Imparato was keen to emphasise the importance of a rapid electrification programme for Alfa: “We switch because we must,” he said, “if not, Alfa Romeo would be dead.”

He added: “We will switch in a real concrete substitution mode. I don’t want you [customers/owners] to suffer from anything [because of] the switch; I want you to love it.”

Design-wise, the Giulia will look like “the Alfa Romeo we all want,” added the CEO, who described the current design proposals as “very cool”. 

He previously told Autocar the successor to today’s Giulia would get a less conventional shape, possibly straddling the saloon-estate boundary with a view to attracting more buyers.

Imparato also confirmed the Giulia will be equipped with 800-volt architecture, as with other upcoming EVs on Stellantis’s STLA platform, meaning a ‘substantial’ battery top-up (likely 10-80%) could be completed “within 18 minutes”, he hinted. “We don’t want you to spend hours charging your car”.

There has been no indication yet of what size battery pack the electric Giulia could use, but Peugeot’s rakish, low-slung Inception concept – revealed earlier this year – touts a theoretical range of 500 miles and is said to house a 100kWh unit in its chassis - meaning the Alfa could, too. 

Imparato also updated Autocar on Alfa Romeo’s future plan, revealing that a B-segment SUV (tipped to be called the Brennero) will be launched next year as its first fully electric car  – although it will still offer combustion power in the form of a mild-hybrid petrol engine.
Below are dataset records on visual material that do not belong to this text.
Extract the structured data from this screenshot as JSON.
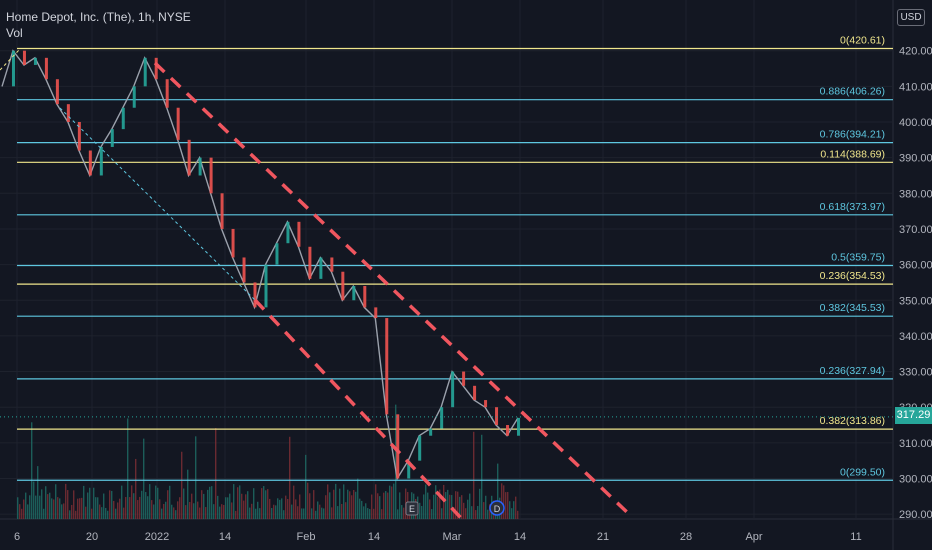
{
  "header": {
    "title": "Home Depot, Inc. (The), 1h, NYSE",
    "volume_label": "Vol",
    "currency": "USD"
  },
  "last_price": "317.29",
  "colors": {
    "background": "#131722",
    "up": "#26a69a",
    "down": "#ef5350",
    "fib_cyan": "#5ec7e0",
    "fib_yellow": "#f0e68c",
    "trend": "#f0565f"
  },
  "chart_data": {
    "type": "line",
    "title": "Home Depot, Inc. (The), 1h, NYSE",
    "xlabel": "",
    "ylabel": "",
    "ylim": [
      286,
      425
    ],
    "grid": true,
    "x_tick_labels": [
      "6",
      "20",
      "2022",
      "14",
      "Feb",
      "14",
      "Mar",
      "14",
      "21",
      "28",
      "Apr",
      "11"
    ],
    "y_ticks": [
      290,
      300,
      310,
      320,
      330,
      340,
      350,
      360,
      370,
      380,
      390,
      400,
      410,
      420
    ],
    "series": [
      {
        "values": [
          410,
          420,
          416,
          418,
          412,
          405,
          400,
          392,
          385,
          393,
          398,
          404,
          410,
          418,
          412,
          404,
          395,
          385,
          390,
          380,
          370,
          362,
          355,
          348,
          360,
          366,
          372,
          365,
          356,
          362,
          358,
          350,
          354,
          348,
          345,
          318,
          300,
          305,
          312,
          314,
          320,
          330,
          326,
          322,
          320,
          315,
          312,
          317
        ]
      }
    ],
    "fib_levels": [
      {
        "label": "0(420.61)",
        "value": 420.61,
        "color": "yellow"
      },
      {
        "label": "0.886(406.26)",
        "value": 406.26,
        "color": "cyan"
      },
      {
        "label": "0.786(394.21)",
        "value": 394.21,
        "color": "cyan"
      },
      {
        "label": "0.114(388.69)",
        "value": 388.69,
        "color": "yellow"
      },
      {
        "label": "0.618(373.97)",
        "value": 373.97,
        "color": "cyan"
      },
      {
        "label": "0.5(359.75)",
        "value": 359.75,
        "color": "cyan"
      },
      {
        "label": "0.236(354.53)",
        "value": 354.53,
        "color": "yellow"
      },
      {
        "label": "0.382(345.53)",
        "value": 345.53,
        "color": "cyan"
      },
      {
        "label": "0.236(327.94)",
        "value": 327.94,
        "color": "cyan"
      },
      {
        "label": "0.382(313.86)",
        "value": 313.86,
        "color": "yellow"
      },
      {
        "label": "0(299.50)",
        "value": 299.5,
        "color": "cyan"
      }
    ],
    "event_markers": [
      "E",
      "D"
    ]
  }
}
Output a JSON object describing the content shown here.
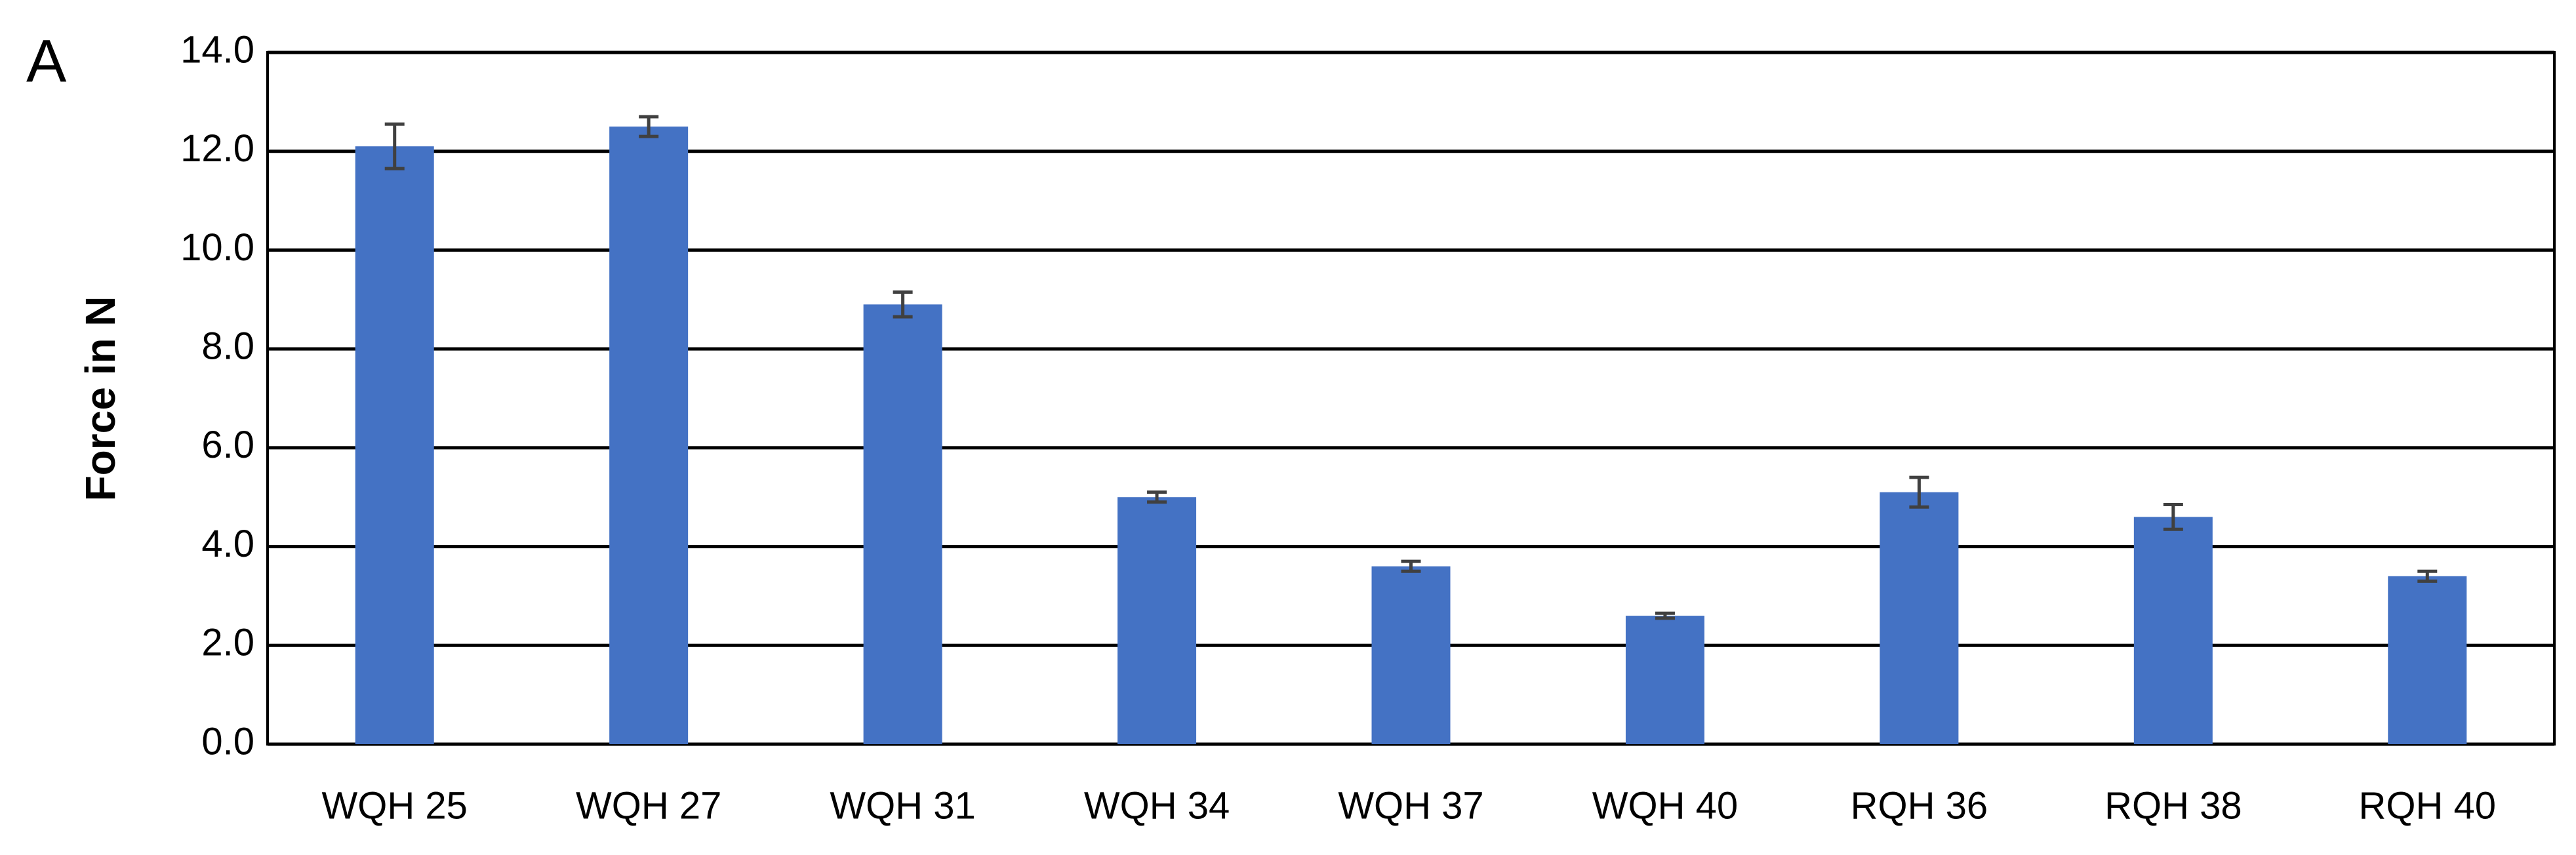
{
  "chart_data": {
    "type": "bar",
    "panel_label": "A",
    "y_label": "Force in N",
    "categories": [
      "WQH 25",
      "WQH 27",
      "WQH 31",
      "WQH 34",
      "WQH 37",
      "WQH 40",
      "RQH 36",
      "RQH 38",
      "RQH 40"
    ],
    "values": [
      12.1,
      12.5,
      8.9,
      5.0,
      3.6,
      2.6,
      5.1,
      4.6,
      3.4
    ],
    "errors": [
      0.45,
      0.2,
      0.25,
      0.1,
      0.1,
      0.05,
      0.3,
      0.25,
      0.1
    ],
    "color": "#4472c4",
    "error_color": "#404040",
    "ylim": [
      0,
      14
    ],
    "yticks": [
      {
        "value": 0,
        "label": "0.0"
      },
      {
        "value": 2,
        "label": "2.0"
      },
      {
        "value": 4,
        "label": "4.0"
      },
      {
        "value": 6,
        "label": "6.0"
      },
      {
        "value": 8,
        "label": "8.0"
      },
      {
        "value": 10,
        "label": "10.0"
      },
      {
        "value": 12,
        "label": "12.0"
      },
      {
        "value": 14,
        "label": "14.0"
      }
    ],
    "grid": true
  }
}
It is not yet confirmed whether this petrol option will be limited to overseas market, as is the case with the technically related Jeep Avenger. 
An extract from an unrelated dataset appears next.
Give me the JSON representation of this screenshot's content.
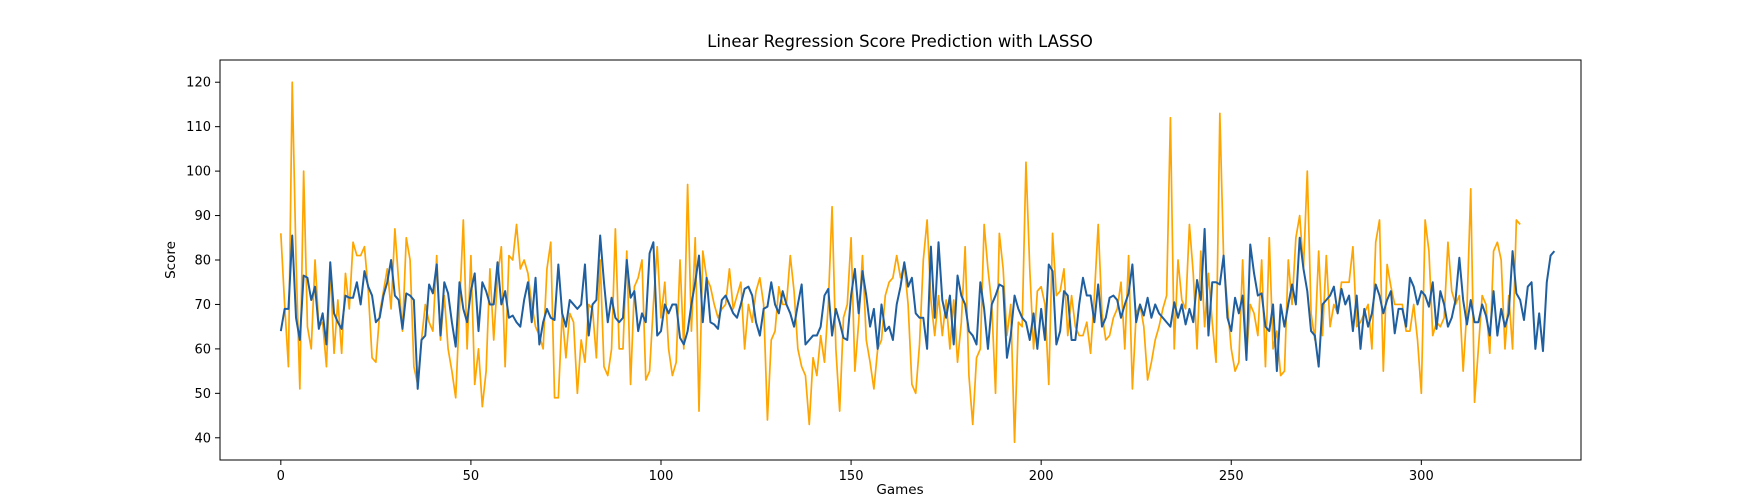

The firm’s first electric-only car will arrive a year later, as either a saloon or SUV – although Imparato “won’t disclose” which  – followed by a second pure-EV which will also occupy the same segment but in a different body style. It is likely that an electric successor to the Stelvio will arrive in 2026 as a sister car to the electric Giulia. 

Finally, a larger electric saloon in the vein of the Porsche Taycan or Tesla Model S will arrive in 2027 as a crucial step towards bolstering the brand’s popularity in the US and China. Funding for all cars has already been allocated by Stellantis management, Imparato said.